I support your right to protest, your right to kneel during the National Anthem, and your right to shout whatever you please, but if there’s one thing I will not support, it’s your right to burn the American Flag.
When I was a kid, I always wanted the job of taking the flag down from the flagpole, but I was too small. My grandfather told me that if I tried to carry the four by six-foot flag, it would drag across the ground. “Never let that flag touch the ground!” I grew up remembering this advice every time I got lucky enough to carry the flag. I never let an American flag touch the ground. By the time I was eleven or twelve, I was finally tall enough to catch the flag as my grandfather would pull the rope releasing it into my open arms. Then I was lucky enough to help him fold the flag properly. I’ve never seen someone treat a piece of cloth with so much care; but what do you expect from a veteran?
In 1917, World War I was officially in full swing. By 1918 when the war ended, 116,516 American soldiers had been killed in one year. Over one-hundred American soldiers lost their lives defending the American flag and the country that it represented.
On December 7th 1941 the Japanese bombed the American fleet in Pearl Harbor. 2,403 Americans died that day. 1,178 were wounded. The United States troops declared war on Japan and entered World War II. Four years later, in 1945, the United States invaded Iwo Jima as part of the strategy to defeat Japan. In the War at Iwo Jima, 26,000 American soldiers lost their lives, yet after all the bullets flying, bomb detonations, and bloodshed spreading ceased, something miraculous happened. Three United States Marines proudly raised the American flag through the ashes of the war that had just occurred and put it high enough for everyone to see that America had prevailed. Through hardship, blood, sweat, tears, and fighting for what they believed in, the Americans in that war had won.
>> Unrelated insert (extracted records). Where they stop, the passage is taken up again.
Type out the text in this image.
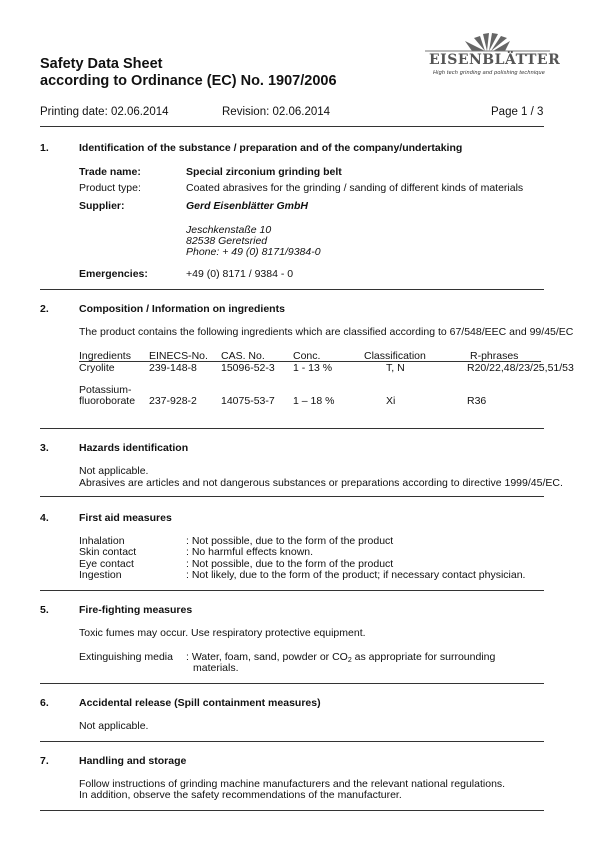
Safety Data Sheet
according to Ordinance (EC) No. 1907/2006
EISENBLÄTTER
High tech grinding and polishing technique
Printing date: 02.06.2014	Revision: 02.06.2014	Page 1 / 3
1.	Identification of the substance / preparation and of the company/undertaking
Trade name:	Special zirconium grinding belt
Product type:	Coated abrasives for the grinding / sanding of different kinds of materials
Supplier:	Gerd Eisenblätter GmbH
Jeschkenstaße 10
82538 Geretsried
Phone: + 49 (0) 8171/9384-0
Emergencies:	+49 (0) 8171 / 9384 - 0
2.	Composition / Information on ingredients
The product contains the following ingredients which are classified according to 67/548/EEC and 99/45/EC
Ingredients EINECS-No. CAS. No.	Conc.	Classification	R-phrases
Cryolite	239-148-8 15096-52-3 1 - 13 %	T, N	R20/22,48/23/25,51/53
Potassium-
fluoroborate 237-928-2 14075-53-7 1 – 18 %	Xi	R36
3.	Hazards identification
Not applicable.
Abrasives are articles and not dangerous substances or preparations according to directive 1999/45/EC.
4.	First aid measures
Inhalation	: Not possible, due to the form of the product
Skin contact	: No harmful effects known.
Eye contact	: Not possible, due to the form of the product
Ingestion	: Not likely, due to the form of the product; if necessary contact physician.
5.	Fire-fighting measures
Toxic fumes may occur. Use respiratory protective equipment.
Extinguishing media : Water, foam, sand, powder or CO2 as appropriate for surrounding
materials.
6.	Accidental release (Spill containment measures)
Not applicable.
7.	Handling and storage
Follow instructions of grinding machine manufacturers and the relevant national regulations.
In addition, observe the safety recommendations of the manufacturer.
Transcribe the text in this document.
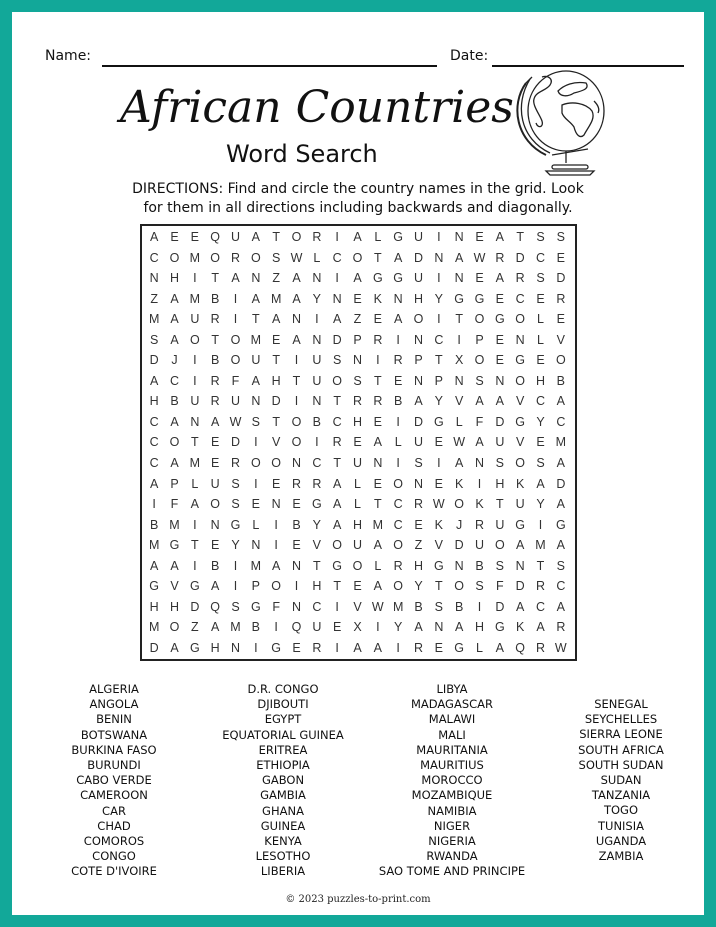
Name:	Date:
African Countries
Word Search
DIRECTIONS: Find and circle the country names in the grid. Look
for them in all directions including backwards and diagonally.
A E E Q U A T O R	I	A	L G U	I	N E A T S S
C O M O R O S W L C O T A D N A W R D C E
N H	I	T A N Z A N	I	A G G U	I	N E A R S D
Z A M B	I	A M A Y N E K N H Y G G E C E R
M A U R	I	T A N	I	A Z E A O	I	T O G O L	E
S A O T O M E A N D P R	I	N C	I	P E N L	V
D	J	I	B O U T	I	U S N	I	R P T X O E G E O
A C	I	R F A H T U O S T E N P N S N O H B
H B U R U N D	I	N T R R B A Y V A A V C A
C A N A W S T O B C H E	I	D G L	F D G Y C
C O T E D	I	V O	I	R E A	L U E W A U V E M
C A M E R O O N C T U N	I	S	I	A N S O S A
A P	L U S	I	E R R A	L	E O N E K	I	H K A D
I	F A O S E N E G A	L	T C R W O K T U Y A
B M	I	N G L	I	B Y A H M C E K	J	R U G	I	G
M G T E Y N	I	E V O U A O Z V D U O A M A
A A	I	B	I	M A N T G O L R H G N B S N T S
G V G A	I	P O	I	H T E A O Y T O S F D R C
H H D Q S G F N C	I	V W M B S B	I	D A C A
M O Z A M B	I	Q U E X	I	Y A N A H G K A R
D A G H N	I	G E R	I	A A	I	R E G L	A Q R W
ALGERIA
ANGOLA
BENIN
BOTSWANA
BURKINA FASO
BURUNDI
CABO VERDE
CAMEROON
CAR
CHAD
COMOROS
CONGO
COTE D'IVOIRE
D.R. CONGO
DJIBOUTI
EGYPT
EQUATORIAL GUINEA
ERITREA
ETHIOPIA
GABON
GAMBIA
GHANA
GUINEA
KENYA
LESOTHO
LIBERIA
LIBYA
MADAGASCAR
MALAWI
MALI
MAURITANIA
MAURITIUS
MOROCCO
MOZAMBIQUE
NAMIBIA
NIGER
NIGERIA
RWANDA
SAO TOME AND PRINCIPE
SENEGAL
SEYCHELLES
SIERRA LEONE
SOUTH AFRICA
SOUTH SUDAN
SUDAN
TANZANIA
TOGO
TUNISIA
UGANDA
ZAMBIA
© 2023 puzzles-to-print.com
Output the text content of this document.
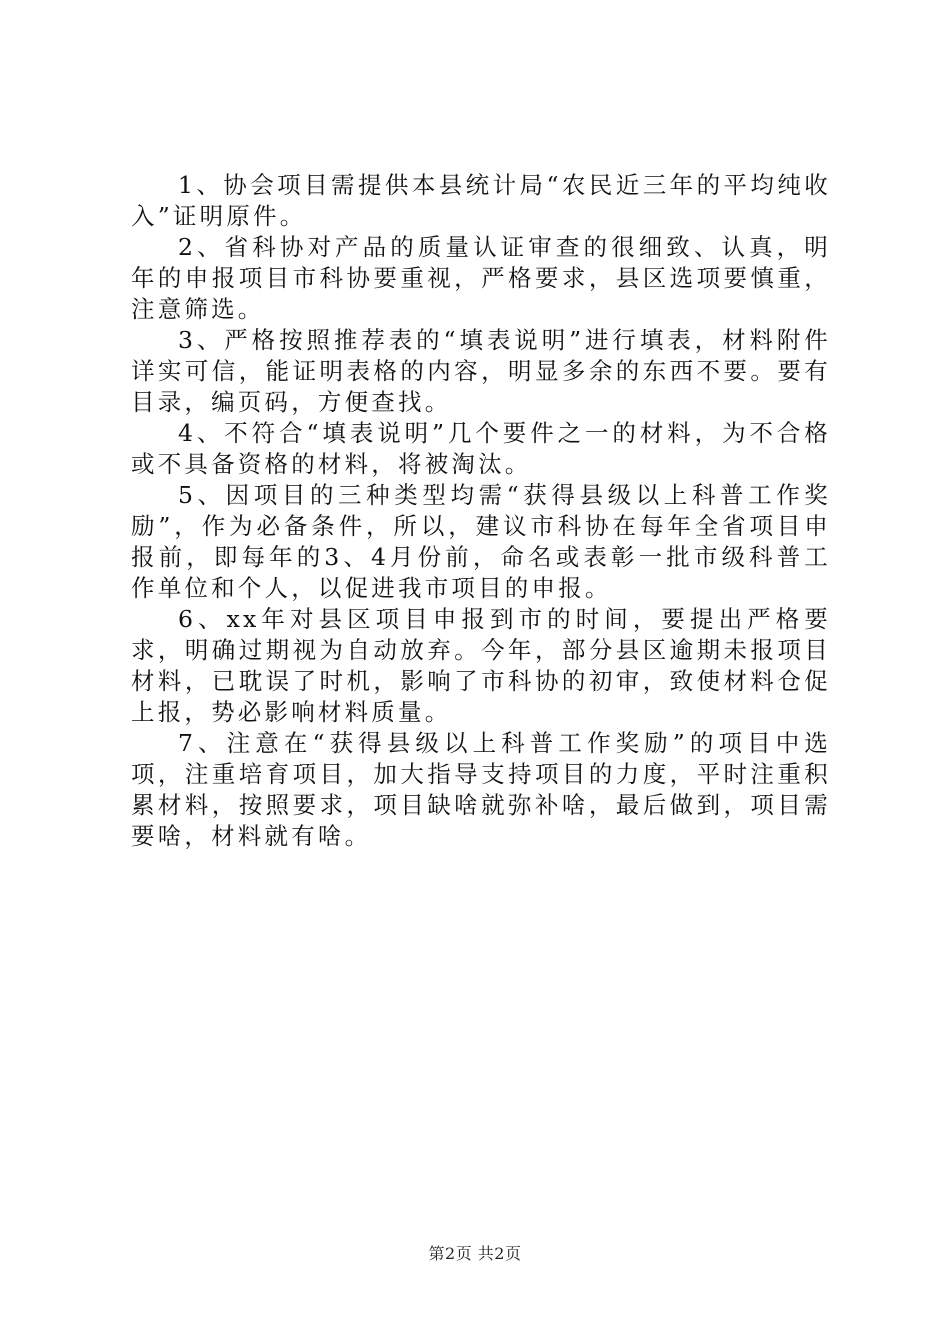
1、协会项目需提供本县统计局“农民近三年的平均纯收入”证明原件。

2、省科协对产品的质量认证审查的很细致、认真，明年的申报项目市科协要重视，严格要求，县区选项要慎重，注意筛选。

3、严格按照推荐表的“填表说明”进行填表，材料附件详实可信，能证明表格的内容，明显多余的东西不要。要有目录，编页码，方便查找。

4、不符合“填表说明”几个要件之一的材料，为不合格或不具备资格的材料，将被淘汰。

5、因项目的三种类型均需“获得县级以上科普工作奖励”，作为必备条件，所以，建议市科协在每年全省项目申报前，即每年的3、4月份前，命名或表彰一批市级科普工作单位和个人，以促进我市项目的申报。

6、xx年对县区项目申报到市的时间，要提出严格要求，明确过期视为自动放弃。今年，部分县区逾期未报项目材料，已耽误了时机，影响了市科协的初审，致使材料仓促上报，势必影响材料质量。

7、注意在“获得县级以上科普工作奖励”的项目中选项，注重培育项目，加大指导支持项目的力度，平时注重积累材料，按照要求，项目缺啥就弥补啥，最后做到，项目需要啥，材料就有啥。

第2页 共2页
A day that most of the current population can remember where Americans were presented with grave tragedy was none other than September 11th, 2001. The country was faced with one of, if not the largest, terrorist attack on Americans we had ever seen. On this day, 2,996 people lost their lives. Instead of tearing each other apart as a nation, we came together. We held the ones who wept, aided the injured, supported the nation as a whole, and grieved for those we had lost. Once more, through all the debris, members of the New York City Fire Department proudly raised the American flag. No one disagreed when the flag was raised, as it was a reassurance to all underneath of it that we would once again rise through the ashes and remain standing.
The American flag represents the people who have died to protect this country. The flag represents our triumph and perseverance as a country even in the toughest and most trying times. The flag represents how far we have come as a nation. The flag represents all the people still fighting to protect the rights of the American people. The flag represents the men and women serving in our armed forces to ensure that we are and that we remain a free country.
I understand that many in this country right now feel scared and threatened by the possibility of the removal of rights, but I ask that you turn to a different form of protesting the American government than burning the one symbol that represents us all together as one nation. To burn the American flag is to burn away into nonexistence all the lives that were lost protecting it. As a country, we need to come together instead of tearing each other apart.
Right now, we are stuck in a state of trial. Just as the men and women before us, we can come together as a nation, triumphant, and proud. And together we can proudly fly the American flag as a symbol of unity, instead of one of division.